Five Facts about the Steve Jobs Biography "Jobs"
As the co-founder and by far the most recognizable public face of Apple Inc., Steve Jobs was a worldwide icon right up to his death in October 2011. His development of incredibly popular devices such as the iMac, iPod, iPhone, and iPad, along with services such as iTunes, eventually made Apple the world's most valuable publicly traded company as of 2011.
In the new biographical film "Jobs," star Ashton Kutcher (as Jobs) and director Joshua Michael Stern look to shed light on one of the most important innovators in modern times. With "Jobs" opening in US theaters on Aug. 16, here are five key facts about the new film:
It's a fairly small production
One might expect "Jobs" to be at least a moderately budgeted Hollywood production along the lines of 2010's "The Social Network," the acclaimed film about Facebook founder Mark Zuckerberg and that site's creation.
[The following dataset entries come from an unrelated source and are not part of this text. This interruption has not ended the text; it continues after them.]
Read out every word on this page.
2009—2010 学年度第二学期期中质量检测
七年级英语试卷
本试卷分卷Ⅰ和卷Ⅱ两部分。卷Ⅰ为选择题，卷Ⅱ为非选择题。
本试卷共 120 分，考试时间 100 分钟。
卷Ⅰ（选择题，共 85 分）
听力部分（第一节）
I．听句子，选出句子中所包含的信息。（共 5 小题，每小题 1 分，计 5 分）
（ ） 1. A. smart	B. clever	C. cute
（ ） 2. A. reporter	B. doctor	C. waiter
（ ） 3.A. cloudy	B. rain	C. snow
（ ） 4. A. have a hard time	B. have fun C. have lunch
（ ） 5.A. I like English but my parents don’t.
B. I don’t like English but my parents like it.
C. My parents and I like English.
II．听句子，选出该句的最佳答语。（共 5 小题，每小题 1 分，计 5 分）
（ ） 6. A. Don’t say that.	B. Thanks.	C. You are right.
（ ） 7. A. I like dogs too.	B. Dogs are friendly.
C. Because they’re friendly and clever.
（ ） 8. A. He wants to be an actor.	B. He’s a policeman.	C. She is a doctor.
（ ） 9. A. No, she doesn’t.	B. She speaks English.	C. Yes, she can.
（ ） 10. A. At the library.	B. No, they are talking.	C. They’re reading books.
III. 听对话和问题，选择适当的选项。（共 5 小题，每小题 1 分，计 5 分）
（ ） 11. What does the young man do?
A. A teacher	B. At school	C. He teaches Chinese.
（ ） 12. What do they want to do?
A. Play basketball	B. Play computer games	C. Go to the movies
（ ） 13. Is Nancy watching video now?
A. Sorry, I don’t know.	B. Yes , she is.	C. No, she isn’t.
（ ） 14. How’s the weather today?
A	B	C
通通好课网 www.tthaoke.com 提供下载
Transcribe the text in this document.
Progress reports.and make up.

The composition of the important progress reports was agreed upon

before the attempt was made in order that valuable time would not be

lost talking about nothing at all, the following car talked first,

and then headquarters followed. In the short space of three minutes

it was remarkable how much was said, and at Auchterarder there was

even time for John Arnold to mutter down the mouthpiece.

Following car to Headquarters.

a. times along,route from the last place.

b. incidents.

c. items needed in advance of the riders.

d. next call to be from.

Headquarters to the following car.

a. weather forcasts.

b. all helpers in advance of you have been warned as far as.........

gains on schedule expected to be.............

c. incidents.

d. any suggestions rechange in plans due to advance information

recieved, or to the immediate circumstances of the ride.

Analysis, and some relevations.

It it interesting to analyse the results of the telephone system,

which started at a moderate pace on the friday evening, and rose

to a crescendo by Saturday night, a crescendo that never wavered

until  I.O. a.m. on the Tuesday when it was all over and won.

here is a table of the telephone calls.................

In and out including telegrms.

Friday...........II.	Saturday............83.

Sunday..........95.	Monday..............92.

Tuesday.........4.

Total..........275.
However, while that David Fincher-directed movie was made for about $40 million, the budget for "Jobs" is just $8.5 million, according to the Internet Movie Database (IMDb).
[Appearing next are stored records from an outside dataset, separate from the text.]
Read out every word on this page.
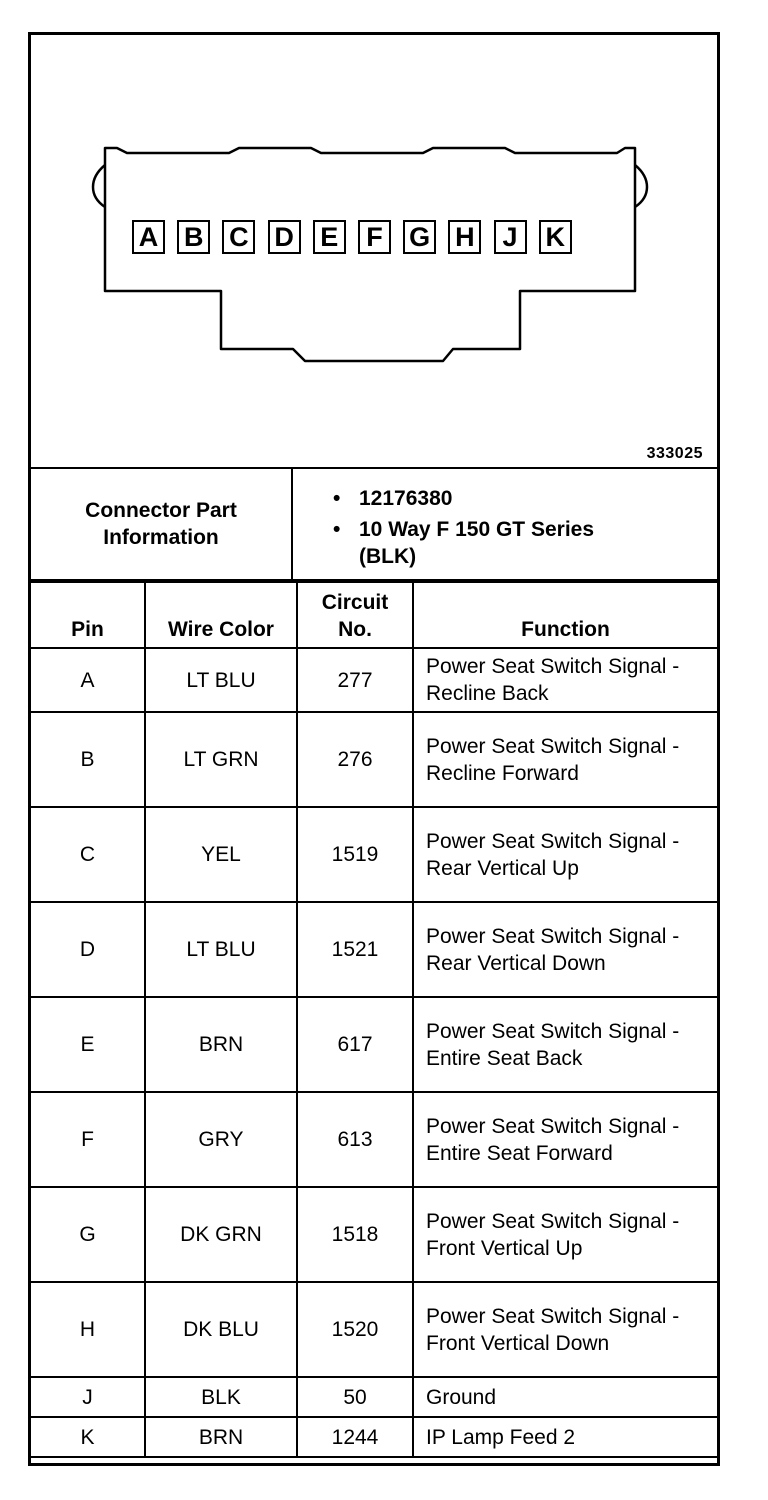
A B C D E	F G H	J	K
333025
Connector Part Information
• 12176380
• 10 Way F 150 GT Series (BLK)
Pin	Wire Color	Circuit No.	Function
A	LT BLU	277	Power Seat Switch Signal - Recline Back
B	LT GRN	276	Power Seat Switch Signal - Recline Forward
C	YEL	1519	Power Seat Switch Signal - Rear Vertical Up
D	LT BLU	1521	Power Seat Switch Signal - Rear Vertical Down
E	BRN	617	Power Seat Switch Signal - Entire Seat Back
F	GRY	613	Power Seat Switch Signal - Entire Seat Forward
G	DK GRN	1518	Power Seat Switch Signal - Front Vertical Up
H	DK BLU	1520	Power Seat Switch Signal - Front Vertical Down
J	BLK	50	Ground
K	BRN	1244	IP Lamp Feed 2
Despite that, the filmmakers were able to attract quite an impressive cast for the project. In addition to Kutcher, "Jobs" stars Josh Gad as Apple cofounder Steve Wozniak. Gad was a Tony nominee for his starring role in the red-hot Broadway musical "The Book of Mormon." Other veteran actors in the "Jobs" cast include James Woods, Matthew Modine, Lukas Haas, Lesley Ann Warren, J.K. Simmons, and Dermot Mulroney.
Kutcher is more like Jobs than one might expect
When the "Two and a Half Men" star was originally cast in the role, some critics and entertainment writers were taken aback. Jobs certainly was not a bad-looking man, but Kutcher, who was a model before beginning a film career, seemed like an odd choice to some. That was compounded by the fact that Kutcher is best known for starring in more lighthearted projects, such as the movie "Dude, Where's My Car?" and the television series "That's '70s Show."
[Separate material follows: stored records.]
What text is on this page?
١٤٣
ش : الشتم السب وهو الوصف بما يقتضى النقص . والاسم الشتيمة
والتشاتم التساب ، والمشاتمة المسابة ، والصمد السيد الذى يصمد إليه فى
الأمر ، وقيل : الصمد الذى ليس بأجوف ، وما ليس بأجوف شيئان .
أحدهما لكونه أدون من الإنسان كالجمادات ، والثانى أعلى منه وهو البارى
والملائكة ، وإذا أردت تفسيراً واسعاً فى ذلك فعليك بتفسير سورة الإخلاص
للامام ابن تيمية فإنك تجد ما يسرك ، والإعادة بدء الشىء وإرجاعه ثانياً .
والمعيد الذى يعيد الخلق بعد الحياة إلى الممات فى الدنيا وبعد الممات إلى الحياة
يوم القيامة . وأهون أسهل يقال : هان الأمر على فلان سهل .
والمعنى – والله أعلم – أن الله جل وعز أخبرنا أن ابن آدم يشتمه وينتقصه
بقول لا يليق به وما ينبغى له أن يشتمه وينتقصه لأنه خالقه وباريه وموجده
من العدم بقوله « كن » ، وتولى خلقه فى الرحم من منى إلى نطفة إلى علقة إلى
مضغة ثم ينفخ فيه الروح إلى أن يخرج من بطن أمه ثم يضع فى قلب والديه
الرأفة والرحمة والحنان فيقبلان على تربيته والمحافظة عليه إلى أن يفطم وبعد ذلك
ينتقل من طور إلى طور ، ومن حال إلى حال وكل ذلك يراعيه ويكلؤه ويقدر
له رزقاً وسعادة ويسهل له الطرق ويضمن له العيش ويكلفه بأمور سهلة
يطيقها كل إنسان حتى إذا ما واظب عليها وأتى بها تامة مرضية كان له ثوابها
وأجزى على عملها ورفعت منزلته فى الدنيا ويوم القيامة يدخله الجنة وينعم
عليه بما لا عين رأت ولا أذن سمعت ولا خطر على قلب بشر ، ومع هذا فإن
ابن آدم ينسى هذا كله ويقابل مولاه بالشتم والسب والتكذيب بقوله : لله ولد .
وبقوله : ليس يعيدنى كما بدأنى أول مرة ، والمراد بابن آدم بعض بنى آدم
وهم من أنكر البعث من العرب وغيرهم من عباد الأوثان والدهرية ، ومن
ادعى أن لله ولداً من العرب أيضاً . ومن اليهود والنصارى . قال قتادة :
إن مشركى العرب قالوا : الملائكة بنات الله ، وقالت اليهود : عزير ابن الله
However, photos of Jobs from when he was Kutcher's age indicate a decent resemblance between the two, and Hollywood makeup helped Kutcher look even more like the Apple icon. Though early reviews for the film have been mixed, some reviewers have been impressed with Kutcher's work in the role.
David D'Arcy of the Screen International website noted that Kutcher is a "welcome surprise" as Jobs, noting that "his bullying and his flares of temper and mercurial insight are surprisingly credible." In "The Guardian" newspaper, critic Ed Gibbs said Kutcher "delivers a surprisingly effective turn as the man, down to his awkwardly hunched posture. Bearing more than a passing resemblance to Jobs, Kutcher even emulates his voice, to some degree."
"Jobs" focuses on a key period of its subject's life
Some biographical pictures attempt to provide a complete history of their subjects from birth to death, although many modern films tend to focus on the most important periods. "Jobs" takes the latter approach, following Jobs' life from the very first notions of Apple's creation in 1971 through 2000, shortly into Jobs' tenure as Apple CEO after some time away from the company. The film's story concludes before Jobs was diagnosed with cancer in 2003.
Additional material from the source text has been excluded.